Daring to say the ‘M’ Word
In the book’s narrative, Young writes, “Women love to be in love. But what about men? Don’t we hunger for those three words from time to time? Of course we do. The problem men today face is that most of the customs and rituals of courtship have vanished. Love is no longer an outward performance, but an inner experience.”
It is the exploration of this theme where No Problem Girl finds its stride. The humor of this book lies in the awkwardness of its male characters – more specifically, foreign men living in Thailand – who make feeble attempts at courtship. In a country where bargirls are commonplace and dating customs woefully skewered, how does a man find or express true love?
Young takes the theme one step further by being one of the few expatriate writers to bring up the topic of marriage. Gone are the gratuitous scenes of bar girls and token ladyboys. There are no prostitutes or corrupt Thai policemen in this book. The author is clearly trying to dig deeper and explore new comic territory.
This artistic growth may have something to do with the fact that Young finally took the plunge toward the “M” word earlier this year. He and his wife, Luk, decided to join together in a traditional Thai wedding after years of courtship. They now share a new home in Ayutthaya, while he teaches at a local school to pay the bills. “Teaching is my Clark Kent role in Thailand,” he bashfully admits, “I enjoy it, but I try to keep it separate from the writing.”

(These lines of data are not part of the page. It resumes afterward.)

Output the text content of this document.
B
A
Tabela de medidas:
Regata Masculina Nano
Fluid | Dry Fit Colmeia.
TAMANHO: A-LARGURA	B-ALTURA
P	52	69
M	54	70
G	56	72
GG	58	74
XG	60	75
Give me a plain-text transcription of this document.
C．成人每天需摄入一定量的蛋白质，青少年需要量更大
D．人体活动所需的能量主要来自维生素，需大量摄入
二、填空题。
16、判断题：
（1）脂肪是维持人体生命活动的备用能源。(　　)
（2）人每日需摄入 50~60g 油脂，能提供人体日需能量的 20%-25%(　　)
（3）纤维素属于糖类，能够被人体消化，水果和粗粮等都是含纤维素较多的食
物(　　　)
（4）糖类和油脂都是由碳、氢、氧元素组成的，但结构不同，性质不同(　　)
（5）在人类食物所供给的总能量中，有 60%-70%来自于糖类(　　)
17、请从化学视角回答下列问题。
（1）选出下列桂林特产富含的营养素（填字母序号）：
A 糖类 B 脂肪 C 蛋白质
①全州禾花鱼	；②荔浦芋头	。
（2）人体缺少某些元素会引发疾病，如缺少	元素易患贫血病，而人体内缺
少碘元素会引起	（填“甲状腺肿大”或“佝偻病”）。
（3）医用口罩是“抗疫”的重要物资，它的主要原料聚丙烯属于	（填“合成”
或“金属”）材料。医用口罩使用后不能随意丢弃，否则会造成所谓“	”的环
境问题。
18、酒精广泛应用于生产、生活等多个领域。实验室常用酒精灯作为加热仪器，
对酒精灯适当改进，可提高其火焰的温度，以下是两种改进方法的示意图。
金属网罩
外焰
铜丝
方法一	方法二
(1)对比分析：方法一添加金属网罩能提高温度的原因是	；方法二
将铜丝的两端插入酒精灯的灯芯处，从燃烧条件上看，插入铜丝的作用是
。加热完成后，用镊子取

“Did marriage influence my writing? Sure!” He confesses. Though he insists that none of his books are autobiographical, there are certain traits that he shares with his characters. Like Peter Slodell and his Thai love interest, Young has discovered “a better part of himself that’s strangely empty without her.”
Scribbles from a Scribe
Young has been well-known as an expatriate writer ever since his book, The Scribe, was released by DK books in 1999. This novel explores a financially-strapped expatriate who makes a living on-the-sly by penning letters for manipulative bar girls who want to extort money from men.
With his last few novels, however, Young has consciously distanced himself from a market that has become increasingly over-saturated with sex-pat writers. “It’s like writing about anything – vampires, serial killers, CIA conspiracy plots,” he explains, “you can only cover the ground so many times before you begin repeating yourself.”
His more recent publication include Sukhumvit Road, which is considered his greatest novel by many reviewers due to its complicated storyline, multiple characters, and interwoven side plots. This was followed by Young’s first experiment with crime-fiction, Bangkok Dick, for which a sequel is in the works. Readers will also be pleased to know that a book about “another infamous road in Bangkok” is coming soon.
Young has finally found much more artistic freedom after establishing Hostage Press to promote and distribute his own books. He explains, “I’ve found that the less people involved, the better the final outcome. I don’t know if it’s improved my readership, but it’s helped keep books on the shelf long after places like DK have faded away.”
Word-of-mouth is still how most of his novels are sold. As he explains: “The thing with books – along with any other form of art – is that once you put it out there for public consumption, its sink or swim time … I remember titles that were on the shelf as recently as a year ago that have already vanished into obscurity. That doesn’t mean they were bad reads. Maybe the cover was misleading or the look and feel were off.”
Despite his secretive life in Ayutthaya, Young still loves Bangkok for exploring new material. “Whenever I’m blocked for ideas, I’ll spend a weekend in Bangkok, visit the old stomping grounds, recharge the batteries, and then go back into hibernation.”